For three months, she worked on Child’s show and helped on the cookbook that accompanied it — at the same time she continued working as a chef.

In 1981, the native Manhattanite says her husband “dragged” her back to New York.

It didn’t take long for the hyper-charged Moulton to get busy. Soon she found herself in the kitchen of Café Amsterdam and, later, La Tulipe as executive chef .

But she couldn’t forget Boston. “I missed Julia,” Sara says. “Then she started coming to New York and doing little gigs on ‘Good Morning America.'”

One night before a “GMA” appearance, Moulton invited Child over for dinner. But the Grand Dame said she was swamped prepping foods for the next day.

That’s when Moulton volunteered to help — in hopes of freeing up Julia early enough to make that dinner.

A producer noticed Moulton chopping vegetables on the empty set and hired her on the spot to help prep for all Child’s future appearances.

Soon, she was prepping and producing for every guest chef appearing on the early morning talk show, before heading off to her chef’s job.

Eventually, she began showing up on camera herself on “GMA,” after the show began featuring her work behind-the-scenes with guest chefs.

A few weeks after her “GMA” appearance in 1992, Moulton was approached by the newly-formed Food Network on cable television and signed on as the host of a show called “How to Boil Water.”

“At the time, Emeril [Lagasse] was doing it,” she recalls. “And it was clearly not his thing.
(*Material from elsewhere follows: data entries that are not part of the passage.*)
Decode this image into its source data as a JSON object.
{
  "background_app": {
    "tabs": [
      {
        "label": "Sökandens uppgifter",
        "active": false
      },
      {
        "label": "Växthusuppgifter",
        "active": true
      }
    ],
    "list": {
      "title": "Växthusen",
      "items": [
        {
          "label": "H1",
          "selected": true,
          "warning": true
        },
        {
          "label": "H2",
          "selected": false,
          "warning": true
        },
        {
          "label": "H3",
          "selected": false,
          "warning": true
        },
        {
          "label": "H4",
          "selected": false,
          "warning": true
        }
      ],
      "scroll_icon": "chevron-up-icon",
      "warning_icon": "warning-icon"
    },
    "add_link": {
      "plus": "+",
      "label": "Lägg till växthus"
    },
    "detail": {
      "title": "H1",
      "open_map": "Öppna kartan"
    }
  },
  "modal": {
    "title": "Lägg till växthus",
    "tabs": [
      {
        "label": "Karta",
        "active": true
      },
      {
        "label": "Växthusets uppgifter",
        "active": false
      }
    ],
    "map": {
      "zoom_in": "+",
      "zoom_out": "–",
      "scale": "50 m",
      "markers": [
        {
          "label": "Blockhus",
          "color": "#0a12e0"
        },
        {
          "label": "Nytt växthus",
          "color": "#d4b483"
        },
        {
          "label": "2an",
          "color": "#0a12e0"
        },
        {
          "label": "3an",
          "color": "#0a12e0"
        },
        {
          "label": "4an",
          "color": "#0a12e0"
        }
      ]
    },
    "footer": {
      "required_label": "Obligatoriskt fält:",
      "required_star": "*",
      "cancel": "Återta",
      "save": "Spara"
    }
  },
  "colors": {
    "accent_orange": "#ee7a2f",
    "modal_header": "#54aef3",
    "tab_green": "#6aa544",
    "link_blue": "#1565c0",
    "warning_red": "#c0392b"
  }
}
“So they tried me, and it was godawful. I never smiled once, and my hands never stopped shaking.

“I walked out of there thinking my TV career was over.”

If Sara thought she was washed up, the Food Network didn’t. They asked her to do a show called “Chef Du Jour.”

“First of all I said, ‘You’ve got to be kidding!’ Then I signed up for an intensive media-training course.”